それを横目で観察するアルフレッドは心から楽しみ嬉しそうなオリナウトの様子に何度も涙を流し、一緒になって演し物を楽しんでいた。
演目が終われば自分達以外誰も居ない会場でオリナウトは一人スタンディングオベーション。
奇声を上げて拍手喝采をし続ける。
◇◆◇
「姫様、此の度は本当にありがとうございます!
何と感謝すれば良いのか分かりません…」
アルフレッドの言葉を手で制して、オリナウトを呼ぶ。
「オリナウト。ふふふ。その様子なら演劇は楽しめたようですね」
「ア、ハイ。ありがとございまーす。キヒヒヒヒヒヒッ。
もう、もう全部すごいですっ!イヒヒヒッ。
リヴィア様の言うことは本当でした。これ面白いですっ!ムッフフフフ」
「エスメラルダ、あれを渡してあげてください」
「了解です。はい、オリナウト様。こちらをどうぞ」
「ア、ハイ。ありがとございまーす」
アルフレッドはこれから何が起こるのかとやり取りの意図が見えず、しきりに私とオリナウトを目で追っている。
エスメラルダに手渡させたのは紙とペンだ。
受け取ったオリナウトはどうして良いのか私を見て待っている。
意図は掴めずとも、飼い犬の様に私の指示を待っているのだ。
「オリナウト。
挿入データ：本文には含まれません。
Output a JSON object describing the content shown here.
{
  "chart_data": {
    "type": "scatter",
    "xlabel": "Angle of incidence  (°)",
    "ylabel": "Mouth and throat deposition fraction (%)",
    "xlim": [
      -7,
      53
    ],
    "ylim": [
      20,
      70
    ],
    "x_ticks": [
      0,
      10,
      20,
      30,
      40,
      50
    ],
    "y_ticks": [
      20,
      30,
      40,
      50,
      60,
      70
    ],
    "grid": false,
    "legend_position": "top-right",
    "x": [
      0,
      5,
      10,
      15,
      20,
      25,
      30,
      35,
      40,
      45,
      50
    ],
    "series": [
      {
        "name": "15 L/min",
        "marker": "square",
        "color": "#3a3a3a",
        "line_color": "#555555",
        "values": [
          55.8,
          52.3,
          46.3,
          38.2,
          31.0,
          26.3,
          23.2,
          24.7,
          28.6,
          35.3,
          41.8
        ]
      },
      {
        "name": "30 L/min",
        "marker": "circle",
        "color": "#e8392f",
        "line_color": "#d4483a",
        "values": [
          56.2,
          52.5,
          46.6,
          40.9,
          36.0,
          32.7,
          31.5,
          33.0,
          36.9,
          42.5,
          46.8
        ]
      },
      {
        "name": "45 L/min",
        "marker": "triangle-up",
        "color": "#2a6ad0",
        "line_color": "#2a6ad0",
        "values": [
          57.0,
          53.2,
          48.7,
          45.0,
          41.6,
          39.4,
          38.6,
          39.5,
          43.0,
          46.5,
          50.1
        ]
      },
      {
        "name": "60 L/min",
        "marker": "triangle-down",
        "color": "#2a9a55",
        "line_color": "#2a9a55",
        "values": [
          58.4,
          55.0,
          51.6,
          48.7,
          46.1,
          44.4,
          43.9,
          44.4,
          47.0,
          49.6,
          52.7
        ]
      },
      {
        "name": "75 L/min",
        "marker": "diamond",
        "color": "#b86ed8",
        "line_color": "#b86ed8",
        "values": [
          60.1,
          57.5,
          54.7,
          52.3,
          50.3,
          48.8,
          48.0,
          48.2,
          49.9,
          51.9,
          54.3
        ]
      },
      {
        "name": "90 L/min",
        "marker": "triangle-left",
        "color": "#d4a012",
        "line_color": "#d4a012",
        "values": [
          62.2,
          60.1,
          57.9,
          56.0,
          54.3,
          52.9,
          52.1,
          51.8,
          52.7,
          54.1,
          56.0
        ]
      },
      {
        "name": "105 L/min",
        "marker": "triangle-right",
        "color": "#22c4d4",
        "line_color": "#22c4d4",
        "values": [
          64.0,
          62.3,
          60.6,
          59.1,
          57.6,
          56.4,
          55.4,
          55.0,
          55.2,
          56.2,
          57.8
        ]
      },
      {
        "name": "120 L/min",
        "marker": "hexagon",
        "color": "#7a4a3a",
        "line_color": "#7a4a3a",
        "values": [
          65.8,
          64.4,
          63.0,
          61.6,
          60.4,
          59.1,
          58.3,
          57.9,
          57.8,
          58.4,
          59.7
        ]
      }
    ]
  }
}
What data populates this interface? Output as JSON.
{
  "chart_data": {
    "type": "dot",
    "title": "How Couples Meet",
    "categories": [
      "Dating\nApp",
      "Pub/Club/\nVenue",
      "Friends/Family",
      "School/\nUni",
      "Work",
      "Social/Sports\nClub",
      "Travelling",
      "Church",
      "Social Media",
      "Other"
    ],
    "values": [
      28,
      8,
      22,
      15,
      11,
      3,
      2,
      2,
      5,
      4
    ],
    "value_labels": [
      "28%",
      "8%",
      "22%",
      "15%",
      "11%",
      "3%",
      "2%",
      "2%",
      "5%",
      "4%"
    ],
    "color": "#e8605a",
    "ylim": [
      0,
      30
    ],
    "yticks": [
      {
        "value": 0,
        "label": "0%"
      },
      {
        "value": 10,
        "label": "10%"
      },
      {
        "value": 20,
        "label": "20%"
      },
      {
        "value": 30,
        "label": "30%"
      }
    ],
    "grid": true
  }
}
演劇の脚本を書いてみたくありませんか」
「ハイ、やります!」
返事をするや否や、うんうん唸りながら猛烈なスピードで紙にペンを走らせる。
「姫様。その、これはいったい…」
「オリナウト、半年です。
もし半年以内に脚本を書き上げられたら、あなたの作品をこの劇場で公演すると約束しましょう」
「やりますやります!」
そしてアルフレッドへ向き直り、言葉を掛ける。
「オリナウトは賢い子です。きっとすぐに気が付いて欲しがりますよ」
「そ、それはどういう事でしょうか…」
「エスメラルダ、馬車を用意してください」
「はーい、承りました」
アルフレッドの疑問には答えずにオリナウトへ視線を向ける。
唸りながらひたすら書き続けるオリナウト。
困惑するアルフレッド。
後はもう時間の問題なのだ。
「ではフィンツ子爵さま。お返事は半年後にお伺いします。それまでオリナウトは王都に滞在させてあげてください。
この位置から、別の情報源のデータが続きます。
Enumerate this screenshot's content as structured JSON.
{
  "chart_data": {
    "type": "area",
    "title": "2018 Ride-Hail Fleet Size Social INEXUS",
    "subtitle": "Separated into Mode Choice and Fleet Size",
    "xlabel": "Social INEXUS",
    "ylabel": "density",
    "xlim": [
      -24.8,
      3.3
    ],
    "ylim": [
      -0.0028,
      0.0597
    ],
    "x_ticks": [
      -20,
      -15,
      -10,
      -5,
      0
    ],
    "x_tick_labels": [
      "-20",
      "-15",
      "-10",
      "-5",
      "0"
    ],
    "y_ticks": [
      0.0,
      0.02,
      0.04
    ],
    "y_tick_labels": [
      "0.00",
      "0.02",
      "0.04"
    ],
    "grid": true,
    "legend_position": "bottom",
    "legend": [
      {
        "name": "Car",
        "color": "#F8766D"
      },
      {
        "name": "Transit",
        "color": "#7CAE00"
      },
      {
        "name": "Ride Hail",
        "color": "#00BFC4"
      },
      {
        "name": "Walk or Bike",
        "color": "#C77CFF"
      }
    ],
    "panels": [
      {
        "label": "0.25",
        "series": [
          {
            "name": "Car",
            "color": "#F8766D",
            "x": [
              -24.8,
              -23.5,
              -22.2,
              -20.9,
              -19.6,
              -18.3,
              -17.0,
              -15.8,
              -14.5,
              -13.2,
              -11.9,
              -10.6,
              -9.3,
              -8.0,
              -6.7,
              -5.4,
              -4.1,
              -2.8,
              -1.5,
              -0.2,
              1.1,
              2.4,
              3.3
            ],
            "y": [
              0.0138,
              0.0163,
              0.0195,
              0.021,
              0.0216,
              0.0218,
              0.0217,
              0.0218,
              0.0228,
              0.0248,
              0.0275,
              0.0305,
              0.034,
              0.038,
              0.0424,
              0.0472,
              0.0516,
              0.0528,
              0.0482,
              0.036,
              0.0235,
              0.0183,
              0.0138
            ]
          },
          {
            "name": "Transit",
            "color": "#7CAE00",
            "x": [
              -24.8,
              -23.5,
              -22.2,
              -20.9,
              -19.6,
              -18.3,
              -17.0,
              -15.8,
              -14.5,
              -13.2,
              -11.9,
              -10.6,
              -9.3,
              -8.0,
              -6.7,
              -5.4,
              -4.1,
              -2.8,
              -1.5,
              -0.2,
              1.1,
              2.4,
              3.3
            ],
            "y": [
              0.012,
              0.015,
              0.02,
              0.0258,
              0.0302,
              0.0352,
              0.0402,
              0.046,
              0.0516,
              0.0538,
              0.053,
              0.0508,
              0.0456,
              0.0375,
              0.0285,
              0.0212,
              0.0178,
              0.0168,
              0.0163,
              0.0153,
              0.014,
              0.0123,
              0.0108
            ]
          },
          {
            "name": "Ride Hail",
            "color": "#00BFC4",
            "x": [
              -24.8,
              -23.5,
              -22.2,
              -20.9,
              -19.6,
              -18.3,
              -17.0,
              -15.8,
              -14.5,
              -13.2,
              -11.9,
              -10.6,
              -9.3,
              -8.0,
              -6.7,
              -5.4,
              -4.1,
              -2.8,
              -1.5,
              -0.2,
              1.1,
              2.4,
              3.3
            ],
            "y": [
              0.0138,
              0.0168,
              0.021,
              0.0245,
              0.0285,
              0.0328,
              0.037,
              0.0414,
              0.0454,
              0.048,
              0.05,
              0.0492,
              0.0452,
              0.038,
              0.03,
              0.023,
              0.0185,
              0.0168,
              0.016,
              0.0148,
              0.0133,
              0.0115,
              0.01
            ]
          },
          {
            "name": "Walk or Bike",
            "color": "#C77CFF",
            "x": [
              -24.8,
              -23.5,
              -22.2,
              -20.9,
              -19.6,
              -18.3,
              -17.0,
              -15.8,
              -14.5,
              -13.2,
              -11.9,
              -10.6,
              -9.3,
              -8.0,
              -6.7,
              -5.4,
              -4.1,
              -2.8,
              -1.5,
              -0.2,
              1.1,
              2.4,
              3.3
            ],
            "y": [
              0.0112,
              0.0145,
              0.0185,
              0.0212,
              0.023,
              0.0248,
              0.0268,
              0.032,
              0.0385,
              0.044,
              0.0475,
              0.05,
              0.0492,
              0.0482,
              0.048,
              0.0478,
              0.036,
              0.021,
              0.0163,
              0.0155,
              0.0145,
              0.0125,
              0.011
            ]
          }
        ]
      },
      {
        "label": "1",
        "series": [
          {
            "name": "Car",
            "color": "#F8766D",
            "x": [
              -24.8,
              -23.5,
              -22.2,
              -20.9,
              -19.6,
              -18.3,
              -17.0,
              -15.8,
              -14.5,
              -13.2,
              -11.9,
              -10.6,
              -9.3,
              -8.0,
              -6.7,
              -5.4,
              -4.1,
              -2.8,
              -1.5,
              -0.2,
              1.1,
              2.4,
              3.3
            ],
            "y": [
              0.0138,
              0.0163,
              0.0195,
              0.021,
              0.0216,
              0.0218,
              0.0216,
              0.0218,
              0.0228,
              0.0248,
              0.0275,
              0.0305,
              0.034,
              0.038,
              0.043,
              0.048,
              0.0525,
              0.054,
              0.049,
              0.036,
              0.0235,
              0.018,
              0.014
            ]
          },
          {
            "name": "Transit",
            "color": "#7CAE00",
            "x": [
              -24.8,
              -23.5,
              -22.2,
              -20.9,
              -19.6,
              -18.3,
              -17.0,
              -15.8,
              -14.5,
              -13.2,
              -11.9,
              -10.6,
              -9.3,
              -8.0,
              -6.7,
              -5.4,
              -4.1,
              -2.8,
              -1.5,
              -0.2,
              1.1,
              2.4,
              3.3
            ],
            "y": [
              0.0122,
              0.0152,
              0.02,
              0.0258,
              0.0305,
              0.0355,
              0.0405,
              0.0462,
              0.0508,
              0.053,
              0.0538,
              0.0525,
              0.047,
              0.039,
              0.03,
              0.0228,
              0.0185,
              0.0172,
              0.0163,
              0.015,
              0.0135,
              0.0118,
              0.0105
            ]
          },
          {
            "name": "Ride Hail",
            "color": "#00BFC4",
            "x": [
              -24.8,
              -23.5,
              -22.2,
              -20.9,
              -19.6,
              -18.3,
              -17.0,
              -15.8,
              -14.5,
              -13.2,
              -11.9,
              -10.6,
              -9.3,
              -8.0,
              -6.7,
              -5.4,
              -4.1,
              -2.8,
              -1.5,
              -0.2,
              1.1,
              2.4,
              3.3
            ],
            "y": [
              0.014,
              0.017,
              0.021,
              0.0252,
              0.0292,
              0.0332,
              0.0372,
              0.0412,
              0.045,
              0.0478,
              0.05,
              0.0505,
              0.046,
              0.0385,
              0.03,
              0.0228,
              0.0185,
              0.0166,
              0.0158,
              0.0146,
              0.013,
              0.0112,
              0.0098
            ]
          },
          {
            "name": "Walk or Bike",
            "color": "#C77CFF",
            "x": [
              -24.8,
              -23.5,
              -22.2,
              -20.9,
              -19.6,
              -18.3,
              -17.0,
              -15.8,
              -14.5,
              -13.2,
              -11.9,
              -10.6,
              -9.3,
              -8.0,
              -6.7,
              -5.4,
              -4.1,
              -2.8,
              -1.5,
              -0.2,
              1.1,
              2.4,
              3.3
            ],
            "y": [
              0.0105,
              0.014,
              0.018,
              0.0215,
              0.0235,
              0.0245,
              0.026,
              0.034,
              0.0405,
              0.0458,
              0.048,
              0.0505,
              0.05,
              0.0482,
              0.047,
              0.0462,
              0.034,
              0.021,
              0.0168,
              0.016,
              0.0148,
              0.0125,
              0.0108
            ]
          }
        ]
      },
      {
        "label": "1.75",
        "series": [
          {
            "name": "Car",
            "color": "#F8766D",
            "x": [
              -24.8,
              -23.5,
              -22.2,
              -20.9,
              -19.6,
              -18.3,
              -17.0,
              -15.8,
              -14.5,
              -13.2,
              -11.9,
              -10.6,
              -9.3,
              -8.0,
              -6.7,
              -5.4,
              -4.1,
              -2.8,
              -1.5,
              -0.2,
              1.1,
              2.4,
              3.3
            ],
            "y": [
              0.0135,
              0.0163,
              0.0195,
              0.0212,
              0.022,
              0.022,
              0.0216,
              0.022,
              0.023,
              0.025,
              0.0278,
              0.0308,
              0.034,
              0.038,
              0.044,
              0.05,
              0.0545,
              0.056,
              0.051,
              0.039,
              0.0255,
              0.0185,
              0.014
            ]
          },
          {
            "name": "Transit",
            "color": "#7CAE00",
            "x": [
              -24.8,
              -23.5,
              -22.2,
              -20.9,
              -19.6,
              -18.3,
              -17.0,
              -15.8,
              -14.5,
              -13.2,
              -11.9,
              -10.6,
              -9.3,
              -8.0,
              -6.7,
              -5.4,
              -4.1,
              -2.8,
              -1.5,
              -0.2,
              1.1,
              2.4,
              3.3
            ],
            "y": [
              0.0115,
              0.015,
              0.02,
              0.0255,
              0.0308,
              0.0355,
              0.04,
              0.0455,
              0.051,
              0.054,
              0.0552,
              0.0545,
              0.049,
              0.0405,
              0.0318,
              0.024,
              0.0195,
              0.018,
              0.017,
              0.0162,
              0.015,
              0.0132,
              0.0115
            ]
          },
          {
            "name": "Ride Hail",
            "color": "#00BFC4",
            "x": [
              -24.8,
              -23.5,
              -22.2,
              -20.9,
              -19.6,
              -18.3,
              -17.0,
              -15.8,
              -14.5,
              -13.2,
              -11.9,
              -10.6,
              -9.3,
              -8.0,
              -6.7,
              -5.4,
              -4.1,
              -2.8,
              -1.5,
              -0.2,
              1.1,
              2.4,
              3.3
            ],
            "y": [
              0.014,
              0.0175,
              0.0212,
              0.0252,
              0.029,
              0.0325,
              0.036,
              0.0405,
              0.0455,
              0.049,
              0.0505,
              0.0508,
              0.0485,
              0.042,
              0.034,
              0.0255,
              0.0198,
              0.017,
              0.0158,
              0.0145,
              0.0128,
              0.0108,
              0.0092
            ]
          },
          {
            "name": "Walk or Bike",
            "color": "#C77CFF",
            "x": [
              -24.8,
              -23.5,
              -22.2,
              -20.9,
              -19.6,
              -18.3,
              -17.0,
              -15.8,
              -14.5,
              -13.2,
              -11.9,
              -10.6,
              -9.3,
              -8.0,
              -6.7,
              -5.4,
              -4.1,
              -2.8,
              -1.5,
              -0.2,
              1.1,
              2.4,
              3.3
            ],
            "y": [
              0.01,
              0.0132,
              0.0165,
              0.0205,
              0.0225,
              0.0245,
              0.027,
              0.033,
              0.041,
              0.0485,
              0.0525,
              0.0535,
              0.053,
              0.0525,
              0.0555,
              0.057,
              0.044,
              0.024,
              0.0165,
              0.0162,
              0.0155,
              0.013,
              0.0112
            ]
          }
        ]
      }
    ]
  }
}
必要な物があればアルバート商会の支店へ言っていただければすぐに用意させます」
「申し訳有りません、私には何の事やらさっぱり分からないのですが…」
「ふふふ。今はそれでも構いません。
ただ、オリナウトの希望はできる限り叶えてあげてくださいね。それさえしていただけるなら後はお任せします」
「は、はあ。姫様がそう仰られるなら…」
◇◆◇
こうして、フィンツ子爵家との面談は終わった。
オリナウトは屋敷に帰る間も馬車内でひたすら書いては唸って、唸っては書いていた。
別れる前にアルバート商会向けの書状を持たせて、半年後にまた会う約束を取り付けた。
オリナウトの知能は平凡な天才のそれとは一線を画すものだろう。
ならば彼は必ずそれに気付き、必ず実行するのだ。
初めて魔導人形を観たその日から一日でこの人形を造るなど、前世の記憶を持つ転生者で無かったならば、おそらく私にも不可能だったろう。
彼は間違いなく、世界最高の頭脳を持っている。
これは断じて親切心や同情心だけで手を差し伸べたのではない。
彼をフリーにして他の転生者に利用させるのはあまりにも危険過ぎる。
私の想定を超える可能性があるのだ。
ならば手元に置くより他あるまい。
目の届かない所で下手な考えを持つ者の思想に利用されないように、私がコントロールする必要がある。
今ならまだ間に合うだろう。
他に理解者が現れるのであれば仕方が無いと思うが、理解者を名乗るだけの詐欺師に遭ってからでは遅い。
私の計画に組み込むかどうかはまだ定かではないが、少なくとも悪意ある第三者から身を守るには私の下に居るのがお互いの為にもなるだろう。
ファナリア家の力を使ってオリナウトに理解を示せる者を探して、何ならアルフレッドの後妻として見繕うのも有りか。